The central bank's issuance of funds is essential to supporting nominal economic growth, including inflation, in any country. 
Still, fund issuance's growth rate in China has been below the nominal growth rate since 2017. 
Without the supply of growth capital, economic growth will be constrained. 
In this light, the prediction that China's GDP growth rate will remain about twice that of the United States and surpass the United States in terms of GDP size by 2028 is too optimistic.
More than anything else, foreign currency constraints will come into play. 
The foreign exchange level is picking up recently, but there is a trick to it.
It is the increase in foreign financial debt.
Compared to the end of 2013, when the Xi administration took office, the foreign exchange level at the end of 2020 has decreased by $600 billion, but financial debt has increased by more than $1.5 trillion.
Since the People's Bank of China buys up all foreign currency that comes in through foreign borrowing and counts it as foreign exchange, the foreign exchange level's maintenance is the reverse of a sharp increase in foreign debt.
Against this backdrop, the Xi administration is scrambling to attract foreign investment. The main instruments are stocks and government bonds.

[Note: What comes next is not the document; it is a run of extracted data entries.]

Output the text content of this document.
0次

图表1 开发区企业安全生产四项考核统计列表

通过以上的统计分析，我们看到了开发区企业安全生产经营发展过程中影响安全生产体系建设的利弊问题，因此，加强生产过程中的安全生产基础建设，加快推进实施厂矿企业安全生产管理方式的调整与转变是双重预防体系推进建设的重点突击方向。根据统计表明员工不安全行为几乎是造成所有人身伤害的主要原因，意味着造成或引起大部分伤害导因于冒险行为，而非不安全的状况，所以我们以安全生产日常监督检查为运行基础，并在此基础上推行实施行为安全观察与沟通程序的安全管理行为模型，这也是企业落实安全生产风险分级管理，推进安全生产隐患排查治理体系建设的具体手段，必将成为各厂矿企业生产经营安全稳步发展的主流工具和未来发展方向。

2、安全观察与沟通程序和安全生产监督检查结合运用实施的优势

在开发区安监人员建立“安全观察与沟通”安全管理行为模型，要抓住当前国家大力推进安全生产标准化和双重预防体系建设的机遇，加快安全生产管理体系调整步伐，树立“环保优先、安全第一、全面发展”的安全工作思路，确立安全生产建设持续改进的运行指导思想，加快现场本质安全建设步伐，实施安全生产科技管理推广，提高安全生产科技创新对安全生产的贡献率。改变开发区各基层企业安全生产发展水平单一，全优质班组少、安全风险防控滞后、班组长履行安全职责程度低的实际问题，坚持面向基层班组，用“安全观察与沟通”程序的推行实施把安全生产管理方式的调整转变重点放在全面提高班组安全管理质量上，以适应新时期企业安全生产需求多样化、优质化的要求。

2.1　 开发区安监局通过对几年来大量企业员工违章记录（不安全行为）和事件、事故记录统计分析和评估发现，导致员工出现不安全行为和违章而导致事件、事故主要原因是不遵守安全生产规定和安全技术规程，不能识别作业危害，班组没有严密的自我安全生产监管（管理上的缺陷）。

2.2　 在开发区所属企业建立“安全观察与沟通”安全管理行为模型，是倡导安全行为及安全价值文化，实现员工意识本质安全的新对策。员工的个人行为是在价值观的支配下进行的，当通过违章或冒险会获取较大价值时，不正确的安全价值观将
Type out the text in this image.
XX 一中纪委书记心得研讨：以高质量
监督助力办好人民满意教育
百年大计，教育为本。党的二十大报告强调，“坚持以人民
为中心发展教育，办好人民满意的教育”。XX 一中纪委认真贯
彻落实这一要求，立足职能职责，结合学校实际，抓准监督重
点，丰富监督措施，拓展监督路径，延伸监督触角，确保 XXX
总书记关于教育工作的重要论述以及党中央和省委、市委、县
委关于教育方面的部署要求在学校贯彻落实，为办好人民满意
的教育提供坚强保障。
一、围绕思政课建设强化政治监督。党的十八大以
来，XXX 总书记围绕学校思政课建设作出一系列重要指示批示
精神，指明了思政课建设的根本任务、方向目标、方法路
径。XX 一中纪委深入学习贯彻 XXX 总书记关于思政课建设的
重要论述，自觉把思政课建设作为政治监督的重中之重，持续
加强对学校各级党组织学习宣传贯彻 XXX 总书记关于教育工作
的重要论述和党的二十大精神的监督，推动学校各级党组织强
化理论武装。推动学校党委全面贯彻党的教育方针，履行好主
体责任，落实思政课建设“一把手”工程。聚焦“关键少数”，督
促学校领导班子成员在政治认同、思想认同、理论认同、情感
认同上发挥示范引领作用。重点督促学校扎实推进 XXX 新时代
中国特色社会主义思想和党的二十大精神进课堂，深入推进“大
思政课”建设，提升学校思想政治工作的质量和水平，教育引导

With Hong Kong, the international financial center, under its sway, it has listed a series of emerging Chinese growth companies on the stock market to attract financial capital from Japan, the United States, and Europe.
The Hong Kong market is directly linked to Shanghai and Shenzhen's stock markets, so the foreign currency flows into the mainland. 
Besides, interest rates on Chinese government bonds are set much higher than in Japan, the United States, and Europe to attract Western institutional investors.
Japan's largest institutional investor, the Government Pension Investment Fund (GPIF), is also in the condition of considering investing in Chinese government bonds. 
The U.S. administration of President Biden is working to form a Western encirclement network against China.
Still, without financial sanctions, it would have been impossible to suppress the Xi administration's growing impudence.